The present study aimed to describe change in feeding intentions and predictors of breast-feeding intentions during the course of pregnancy.


Analysis of prospectively collected data from a larger randomized controlled trial of a health education intervention to reduce environmental smoke exposure among women during and after pregnancy.


Participants were recruited from prenatal clinics, but all further communication occurred with participating women living in the community.


Low-income, adult women (n 399) were interviewed during the 16th and 32nd week of pregnancy to ascertain prenatal feeding intentions and breast-feeding knowledge, attitudes and self-efficacy. Characteristics of women by infant feeding intention were assessed along with differences in intention from 16 to 32 weeks of pregnancy and feeding behaviours after delivery. Differences in psychosocial variables between women of different intention for infant feeding were measured.

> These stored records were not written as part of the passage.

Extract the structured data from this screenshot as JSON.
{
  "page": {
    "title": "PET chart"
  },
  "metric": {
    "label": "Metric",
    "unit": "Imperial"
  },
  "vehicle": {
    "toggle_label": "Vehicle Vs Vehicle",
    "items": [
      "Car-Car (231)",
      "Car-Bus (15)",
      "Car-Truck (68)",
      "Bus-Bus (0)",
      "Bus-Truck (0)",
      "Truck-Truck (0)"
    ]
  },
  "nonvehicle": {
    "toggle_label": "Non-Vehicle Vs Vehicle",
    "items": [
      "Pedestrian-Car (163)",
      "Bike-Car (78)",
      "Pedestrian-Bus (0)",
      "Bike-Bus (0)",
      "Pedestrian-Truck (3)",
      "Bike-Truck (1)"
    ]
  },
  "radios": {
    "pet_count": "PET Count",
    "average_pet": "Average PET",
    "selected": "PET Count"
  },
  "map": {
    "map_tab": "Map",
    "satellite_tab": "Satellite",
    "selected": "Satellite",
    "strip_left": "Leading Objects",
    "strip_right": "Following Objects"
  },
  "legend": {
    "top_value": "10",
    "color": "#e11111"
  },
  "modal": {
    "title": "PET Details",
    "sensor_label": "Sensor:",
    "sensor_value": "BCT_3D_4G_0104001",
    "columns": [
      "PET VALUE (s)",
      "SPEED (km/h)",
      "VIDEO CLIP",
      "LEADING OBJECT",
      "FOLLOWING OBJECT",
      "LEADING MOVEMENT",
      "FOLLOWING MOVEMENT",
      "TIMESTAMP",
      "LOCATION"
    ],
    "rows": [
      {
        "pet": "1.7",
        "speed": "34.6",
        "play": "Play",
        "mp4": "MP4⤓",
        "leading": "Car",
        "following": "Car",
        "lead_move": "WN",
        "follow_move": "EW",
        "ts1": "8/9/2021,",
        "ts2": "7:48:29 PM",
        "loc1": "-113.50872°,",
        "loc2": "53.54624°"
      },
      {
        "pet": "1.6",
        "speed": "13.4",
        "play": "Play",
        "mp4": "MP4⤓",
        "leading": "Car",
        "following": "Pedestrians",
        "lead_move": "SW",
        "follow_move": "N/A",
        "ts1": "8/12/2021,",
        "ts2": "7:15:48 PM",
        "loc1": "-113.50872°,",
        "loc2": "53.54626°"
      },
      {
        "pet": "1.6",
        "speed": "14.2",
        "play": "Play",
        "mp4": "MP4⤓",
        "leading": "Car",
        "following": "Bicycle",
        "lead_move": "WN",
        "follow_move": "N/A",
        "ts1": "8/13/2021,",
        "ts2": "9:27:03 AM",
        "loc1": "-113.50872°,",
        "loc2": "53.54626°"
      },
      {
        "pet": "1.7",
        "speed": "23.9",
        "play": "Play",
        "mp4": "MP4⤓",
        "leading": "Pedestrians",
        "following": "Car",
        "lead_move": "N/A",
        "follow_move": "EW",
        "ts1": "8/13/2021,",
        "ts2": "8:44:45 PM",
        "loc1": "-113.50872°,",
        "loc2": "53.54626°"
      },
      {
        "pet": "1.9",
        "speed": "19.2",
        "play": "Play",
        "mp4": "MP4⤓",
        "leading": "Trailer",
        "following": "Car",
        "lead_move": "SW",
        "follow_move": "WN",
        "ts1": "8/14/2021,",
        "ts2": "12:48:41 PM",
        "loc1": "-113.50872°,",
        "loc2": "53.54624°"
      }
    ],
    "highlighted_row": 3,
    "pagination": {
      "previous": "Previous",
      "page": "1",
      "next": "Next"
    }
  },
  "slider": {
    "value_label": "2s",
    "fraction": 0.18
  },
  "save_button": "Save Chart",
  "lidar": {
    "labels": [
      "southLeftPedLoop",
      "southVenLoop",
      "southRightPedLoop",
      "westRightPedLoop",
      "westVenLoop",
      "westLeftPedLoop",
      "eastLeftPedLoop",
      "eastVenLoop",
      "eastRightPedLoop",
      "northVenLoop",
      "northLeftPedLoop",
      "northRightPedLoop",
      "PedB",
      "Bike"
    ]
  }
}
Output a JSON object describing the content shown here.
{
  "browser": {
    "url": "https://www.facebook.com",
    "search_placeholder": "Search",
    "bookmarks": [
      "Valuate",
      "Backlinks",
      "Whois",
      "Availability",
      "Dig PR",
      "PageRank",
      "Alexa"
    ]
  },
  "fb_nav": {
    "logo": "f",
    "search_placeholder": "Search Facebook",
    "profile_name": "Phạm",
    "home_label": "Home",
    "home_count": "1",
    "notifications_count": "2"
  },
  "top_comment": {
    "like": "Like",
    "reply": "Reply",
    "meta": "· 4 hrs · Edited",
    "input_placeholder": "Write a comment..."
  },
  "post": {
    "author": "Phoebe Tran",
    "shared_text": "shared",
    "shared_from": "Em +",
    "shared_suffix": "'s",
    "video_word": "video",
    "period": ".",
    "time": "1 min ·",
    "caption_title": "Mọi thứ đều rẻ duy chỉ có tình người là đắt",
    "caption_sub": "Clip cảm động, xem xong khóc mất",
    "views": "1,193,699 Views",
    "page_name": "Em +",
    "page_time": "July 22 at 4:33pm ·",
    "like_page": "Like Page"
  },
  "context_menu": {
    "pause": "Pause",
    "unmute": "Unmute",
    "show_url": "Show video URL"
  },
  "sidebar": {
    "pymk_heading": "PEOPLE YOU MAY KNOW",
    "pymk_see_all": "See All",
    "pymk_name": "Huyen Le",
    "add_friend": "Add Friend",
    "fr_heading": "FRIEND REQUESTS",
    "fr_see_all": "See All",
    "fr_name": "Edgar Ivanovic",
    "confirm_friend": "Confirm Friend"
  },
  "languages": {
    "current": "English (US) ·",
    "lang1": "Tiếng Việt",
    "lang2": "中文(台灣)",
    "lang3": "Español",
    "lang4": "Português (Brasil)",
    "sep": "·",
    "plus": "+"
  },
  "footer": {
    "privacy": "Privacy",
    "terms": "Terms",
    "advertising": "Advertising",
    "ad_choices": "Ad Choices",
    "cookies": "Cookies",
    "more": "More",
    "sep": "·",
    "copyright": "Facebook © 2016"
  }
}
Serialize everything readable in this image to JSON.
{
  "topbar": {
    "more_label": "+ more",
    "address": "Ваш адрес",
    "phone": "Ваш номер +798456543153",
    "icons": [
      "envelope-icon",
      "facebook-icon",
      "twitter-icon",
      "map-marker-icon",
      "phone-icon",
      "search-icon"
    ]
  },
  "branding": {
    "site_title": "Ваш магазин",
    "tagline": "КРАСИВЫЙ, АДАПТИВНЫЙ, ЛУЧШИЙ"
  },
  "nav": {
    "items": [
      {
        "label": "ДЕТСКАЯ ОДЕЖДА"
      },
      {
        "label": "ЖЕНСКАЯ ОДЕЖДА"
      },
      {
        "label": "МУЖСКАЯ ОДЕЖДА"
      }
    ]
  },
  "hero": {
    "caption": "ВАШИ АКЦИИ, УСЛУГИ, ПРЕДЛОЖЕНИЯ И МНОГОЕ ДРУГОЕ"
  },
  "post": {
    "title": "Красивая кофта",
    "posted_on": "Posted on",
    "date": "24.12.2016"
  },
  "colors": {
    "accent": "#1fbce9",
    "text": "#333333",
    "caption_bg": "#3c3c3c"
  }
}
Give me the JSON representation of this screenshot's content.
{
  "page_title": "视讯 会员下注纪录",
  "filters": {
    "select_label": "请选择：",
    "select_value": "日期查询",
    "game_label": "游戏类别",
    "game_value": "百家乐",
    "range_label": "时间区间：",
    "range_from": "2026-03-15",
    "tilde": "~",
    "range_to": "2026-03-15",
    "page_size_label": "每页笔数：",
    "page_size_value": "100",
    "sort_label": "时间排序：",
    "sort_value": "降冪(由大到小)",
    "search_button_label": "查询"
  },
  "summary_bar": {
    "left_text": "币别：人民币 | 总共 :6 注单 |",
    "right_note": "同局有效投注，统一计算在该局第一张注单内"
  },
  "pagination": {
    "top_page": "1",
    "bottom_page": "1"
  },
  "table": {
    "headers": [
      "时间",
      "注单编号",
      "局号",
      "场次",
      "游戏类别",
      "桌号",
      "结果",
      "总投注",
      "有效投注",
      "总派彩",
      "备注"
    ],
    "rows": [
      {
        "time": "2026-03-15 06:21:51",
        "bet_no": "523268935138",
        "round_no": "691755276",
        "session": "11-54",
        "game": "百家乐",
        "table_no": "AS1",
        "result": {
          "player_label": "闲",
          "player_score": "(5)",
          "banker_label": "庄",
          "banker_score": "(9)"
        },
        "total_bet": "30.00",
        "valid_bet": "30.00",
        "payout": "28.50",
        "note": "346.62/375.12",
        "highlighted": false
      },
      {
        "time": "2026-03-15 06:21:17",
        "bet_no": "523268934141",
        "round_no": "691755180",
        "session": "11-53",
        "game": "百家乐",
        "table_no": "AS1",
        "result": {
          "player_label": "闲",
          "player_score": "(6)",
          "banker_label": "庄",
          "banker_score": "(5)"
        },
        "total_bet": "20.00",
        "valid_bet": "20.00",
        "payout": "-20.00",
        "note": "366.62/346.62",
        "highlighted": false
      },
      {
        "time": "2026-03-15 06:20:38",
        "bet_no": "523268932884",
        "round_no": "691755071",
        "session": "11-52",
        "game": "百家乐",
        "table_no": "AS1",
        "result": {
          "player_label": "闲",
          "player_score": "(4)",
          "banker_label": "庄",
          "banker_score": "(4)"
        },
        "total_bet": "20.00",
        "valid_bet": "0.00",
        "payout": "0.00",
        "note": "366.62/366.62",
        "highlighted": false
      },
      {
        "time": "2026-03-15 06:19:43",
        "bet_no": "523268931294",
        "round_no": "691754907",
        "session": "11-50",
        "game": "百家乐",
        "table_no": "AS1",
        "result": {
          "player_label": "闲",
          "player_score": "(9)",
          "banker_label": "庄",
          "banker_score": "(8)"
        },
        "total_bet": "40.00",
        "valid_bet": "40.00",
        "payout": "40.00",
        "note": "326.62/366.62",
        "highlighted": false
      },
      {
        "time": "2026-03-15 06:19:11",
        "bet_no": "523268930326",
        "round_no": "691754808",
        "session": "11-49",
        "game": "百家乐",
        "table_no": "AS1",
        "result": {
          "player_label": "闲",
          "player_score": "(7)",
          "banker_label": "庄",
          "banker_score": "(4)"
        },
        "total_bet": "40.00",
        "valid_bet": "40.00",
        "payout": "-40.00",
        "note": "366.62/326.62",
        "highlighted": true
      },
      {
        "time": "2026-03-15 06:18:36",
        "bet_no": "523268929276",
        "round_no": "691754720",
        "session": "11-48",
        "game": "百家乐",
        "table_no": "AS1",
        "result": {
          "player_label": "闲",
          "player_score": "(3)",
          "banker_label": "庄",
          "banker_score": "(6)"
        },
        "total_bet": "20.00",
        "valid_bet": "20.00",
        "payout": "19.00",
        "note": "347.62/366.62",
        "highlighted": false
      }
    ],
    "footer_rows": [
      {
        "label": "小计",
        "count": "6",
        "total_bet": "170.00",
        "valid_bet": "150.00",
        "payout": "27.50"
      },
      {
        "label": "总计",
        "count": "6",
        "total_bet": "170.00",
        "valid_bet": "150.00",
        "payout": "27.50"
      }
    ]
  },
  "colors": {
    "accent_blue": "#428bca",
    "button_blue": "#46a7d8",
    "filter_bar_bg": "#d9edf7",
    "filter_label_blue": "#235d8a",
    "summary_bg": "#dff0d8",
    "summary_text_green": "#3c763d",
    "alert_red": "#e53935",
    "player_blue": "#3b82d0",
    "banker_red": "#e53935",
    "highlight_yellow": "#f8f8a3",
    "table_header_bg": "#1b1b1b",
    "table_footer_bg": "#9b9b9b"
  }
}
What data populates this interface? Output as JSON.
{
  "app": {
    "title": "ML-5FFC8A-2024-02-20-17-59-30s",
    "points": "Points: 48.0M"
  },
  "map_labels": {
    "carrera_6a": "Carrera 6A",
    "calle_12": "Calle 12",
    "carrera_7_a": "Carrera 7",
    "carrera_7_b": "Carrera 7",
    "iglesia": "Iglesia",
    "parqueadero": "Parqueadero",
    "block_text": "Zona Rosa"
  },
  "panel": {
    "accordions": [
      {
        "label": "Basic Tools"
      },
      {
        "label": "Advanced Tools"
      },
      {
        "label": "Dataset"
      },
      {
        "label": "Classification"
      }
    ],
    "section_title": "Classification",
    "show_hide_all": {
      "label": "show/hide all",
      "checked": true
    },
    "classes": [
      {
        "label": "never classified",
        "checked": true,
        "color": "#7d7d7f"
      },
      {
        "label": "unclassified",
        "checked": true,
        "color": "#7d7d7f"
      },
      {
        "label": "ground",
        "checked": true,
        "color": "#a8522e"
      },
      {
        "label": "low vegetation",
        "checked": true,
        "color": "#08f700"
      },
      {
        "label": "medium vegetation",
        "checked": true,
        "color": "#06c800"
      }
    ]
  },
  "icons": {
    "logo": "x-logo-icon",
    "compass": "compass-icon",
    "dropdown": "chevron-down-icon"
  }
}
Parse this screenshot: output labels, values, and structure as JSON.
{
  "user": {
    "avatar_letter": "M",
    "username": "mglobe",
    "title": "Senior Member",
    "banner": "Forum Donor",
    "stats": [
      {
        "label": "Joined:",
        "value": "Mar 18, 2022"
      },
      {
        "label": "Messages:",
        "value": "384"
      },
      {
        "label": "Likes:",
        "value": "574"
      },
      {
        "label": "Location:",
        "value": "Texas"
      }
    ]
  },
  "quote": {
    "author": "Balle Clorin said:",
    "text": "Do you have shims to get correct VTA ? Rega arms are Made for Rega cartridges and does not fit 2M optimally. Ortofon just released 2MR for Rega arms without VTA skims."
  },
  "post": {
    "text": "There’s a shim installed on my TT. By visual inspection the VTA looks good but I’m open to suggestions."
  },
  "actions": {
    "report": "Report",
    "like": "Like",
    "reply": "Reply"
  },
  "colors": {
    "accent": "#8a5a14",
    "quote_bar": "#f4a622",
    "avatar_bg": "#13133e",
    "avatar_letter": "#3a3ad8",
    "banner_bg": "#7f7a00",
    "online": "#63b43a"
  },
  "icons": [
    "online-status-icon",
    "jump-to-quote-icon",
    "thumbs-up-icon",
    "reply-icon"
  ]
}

Women in each category of feeding intention were assessed for changes in psychosocial factors by eventual infant feeding behaviour.


Feeding intention early in pregnancy was strongly, but not consistently, associated with feeding intention late in pregnancy, feeding initiation and later feeding patterns. Over one-third of women who were undecided at 16 weeks’ gestation or earlier initiated breast-feeding. Increases in knowledge and improvement in time, social factors and social support barriers were found among those who exclusively breast-fed.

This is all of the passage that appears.